Just how will Ferret Man Jan deal with the next Sunroad? Or the next (as in current) pension under funding scheme? Will Goldsmith continue any of Aguirre’s Quixotic adventures, like efforts to force Kinder Morgan, the corporation that owns the tank farms by the stadium, to finally make good on its legal responsibility to clean up the Mission Valley aquifer contaminated in a fuel spill twenty years ago? Given that Goldsmith campaigned on the platform of turn the City Attorney’s office back into the legal mouthpiece of the mayor and council, one can only imagine the answer.
Meanwhile the changing of the guard at 202 C Street is now complete.

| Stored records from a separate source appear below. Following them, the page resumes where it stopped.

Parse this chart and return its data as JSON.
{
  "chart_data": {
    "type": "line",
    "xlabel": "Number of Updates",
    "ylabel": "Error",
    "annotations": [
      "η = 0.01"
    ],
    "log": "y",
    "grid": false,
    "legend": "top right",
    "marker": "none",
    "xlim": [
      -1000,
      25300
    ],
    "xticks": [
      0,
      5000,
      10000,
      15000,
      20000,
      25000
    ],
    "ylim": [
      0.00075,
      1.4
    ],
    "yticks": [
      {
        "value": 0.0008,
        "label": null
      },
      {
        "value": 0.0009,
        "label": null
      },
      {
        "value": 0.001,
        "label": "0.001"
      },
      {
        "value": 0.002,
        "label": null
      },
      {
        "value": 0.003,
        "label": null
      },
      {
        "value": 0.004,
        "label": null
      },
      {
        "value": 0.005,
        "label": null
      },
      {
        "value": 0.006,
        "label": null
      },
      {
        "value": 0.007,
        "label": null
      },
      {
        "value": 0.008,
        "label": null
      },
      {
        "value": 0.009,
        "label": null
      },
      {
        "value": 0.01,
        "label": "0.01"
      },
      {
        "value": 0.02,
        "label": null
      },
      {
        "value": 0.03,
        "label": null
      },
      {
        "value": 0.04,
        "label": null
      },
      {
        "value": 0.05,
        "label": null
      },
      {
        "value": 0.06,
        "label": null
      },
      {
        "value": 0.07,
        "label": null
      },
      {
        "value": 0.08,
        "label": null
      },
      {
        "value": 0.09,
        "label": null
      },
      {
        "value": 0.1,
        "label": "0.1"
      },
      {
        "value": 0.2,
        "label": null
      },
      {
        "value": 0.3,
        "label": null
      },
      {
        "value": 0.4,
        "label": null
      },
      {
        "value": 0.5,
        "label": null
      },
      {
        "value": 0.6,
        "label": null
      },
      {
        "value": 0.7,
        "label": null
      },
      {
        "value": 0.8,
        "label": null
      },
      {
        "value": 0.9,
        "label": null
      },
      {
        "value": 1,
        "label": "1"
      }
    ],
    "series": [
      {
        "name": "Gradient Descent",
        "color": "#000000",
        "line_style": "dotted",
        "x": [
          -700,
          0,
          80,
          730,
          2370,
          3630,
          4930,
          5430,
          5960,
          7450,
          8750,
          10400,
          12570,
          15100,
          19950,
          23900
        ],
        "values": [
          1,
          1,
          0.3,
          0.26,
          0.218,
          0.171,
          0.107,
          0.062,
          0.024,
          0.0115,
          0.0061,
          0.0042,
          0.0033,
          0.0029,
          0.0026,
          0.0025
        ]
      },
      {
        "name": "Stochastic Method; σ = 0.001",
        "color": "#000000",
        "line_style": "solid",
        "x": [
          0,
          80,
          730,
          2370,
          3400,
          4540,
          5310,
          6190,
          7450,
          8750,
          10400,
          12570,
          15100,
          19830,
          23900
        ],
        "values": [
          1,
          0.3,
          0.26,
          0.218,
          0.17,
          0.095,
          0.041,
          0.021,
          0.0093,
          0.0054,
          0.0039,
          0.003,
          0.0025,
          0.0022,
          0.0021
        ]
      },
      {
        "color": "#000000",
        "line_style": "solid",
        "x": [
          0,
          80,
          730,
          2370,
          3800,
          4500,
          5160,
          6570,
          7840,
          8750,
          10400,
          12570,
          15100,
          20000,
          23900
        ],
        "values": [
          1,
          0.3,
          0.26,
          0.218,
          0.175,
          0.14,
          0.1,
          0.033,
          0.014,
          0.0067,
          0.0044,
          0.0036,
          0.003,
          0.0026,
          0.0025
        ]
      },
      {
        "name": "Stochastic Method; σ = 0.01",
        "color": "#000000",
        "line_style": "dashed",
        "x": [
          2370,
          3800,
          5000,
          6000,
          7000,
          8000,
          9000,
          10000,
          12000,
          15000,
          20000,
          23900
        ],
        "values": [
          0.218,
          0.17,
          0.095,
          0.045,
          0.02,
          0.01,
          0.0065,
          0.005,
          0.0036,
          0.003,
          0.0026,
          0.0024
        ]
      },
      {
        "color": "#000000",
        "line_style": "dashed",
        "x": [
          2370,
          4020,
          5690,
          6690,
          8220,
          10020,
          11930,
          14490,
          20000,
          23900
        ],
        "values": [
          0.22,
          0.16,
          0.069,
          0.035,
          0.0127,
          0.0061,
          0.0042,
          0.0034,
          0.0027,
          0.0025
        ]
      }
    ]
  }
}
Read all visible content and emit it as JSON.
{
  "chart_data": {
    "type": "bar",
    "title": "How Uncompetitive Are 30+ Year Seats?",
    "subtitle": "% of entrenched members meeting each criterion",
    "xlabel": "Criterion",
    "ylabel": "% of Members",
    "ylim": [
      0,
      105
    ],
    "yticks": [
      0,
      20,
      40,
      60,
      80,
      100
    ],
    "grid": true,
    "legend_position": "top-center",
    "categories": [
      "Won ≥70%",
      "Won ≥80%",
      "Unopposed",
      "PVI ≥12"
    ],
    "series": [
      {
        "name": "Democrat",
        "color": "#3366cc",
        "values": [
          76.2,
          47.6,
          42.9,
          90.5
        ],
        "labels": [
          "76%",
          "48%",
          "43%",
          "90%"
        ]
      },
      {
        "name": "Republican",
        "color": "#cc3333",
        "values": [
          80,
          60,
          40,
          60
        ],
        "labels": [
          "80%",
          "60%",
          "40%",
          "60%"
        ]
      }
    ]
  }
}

In addition to Aguirre’s agonosites, the last four members of the City Council’s gang of seven (the gang that voted the city into its current fiscal failures starting in 2000) have been turned out as well, though, in these cases, by term limits and not voter vindictiveness.
And thus it’s a final irony that, with the exception of Dick Murphy (who cheated a public recall hanging by his own political suicide) Mike Aguirre is the only elected San Diego official since to pay any price for a lack of success in public office is recent memory. (And how many people DID get fired over that little Sunroad flap? Ah ha. Thought so.) Scott Peters is off to his cozy sinecure on the Port Commission, a going away present from his former council buddies. The troika of Atkins, Maienschein and Madaffer may be, as yet, unspecific about life post-council but we should all sleep well at night knowing that there’s probably a nice public sinecure or private partnership awaiting them somewhere. Jerry Sanders, meanwhile, having coasted to easy reelection can now hear, wafting whispers of his name on the lips of Republicans desperate to find some one to run for governor in 2010.
Only Mike Aguirre comes out of this miserably mauled. But take heart Mikey. Your principal public antagonist, the UT, is on the sales block. And your political antagonists like Peters and Sanders may well see their political shelf-lives shrink to that of overripe mangoes given the financial fury facing the city. Indeed, it is unfortunately possible—and not for your lack of warnings–that your dourest predictions of municipal collapse might yet come true. Like the mad monk Savaronola ranting against the corruption of the De Medici’s, you may end up vindicated in the end.
And the citizen’s of San Diego may find themselves saying a few years—or months—if only we’d listened to that obnoxious Mike Aguirre.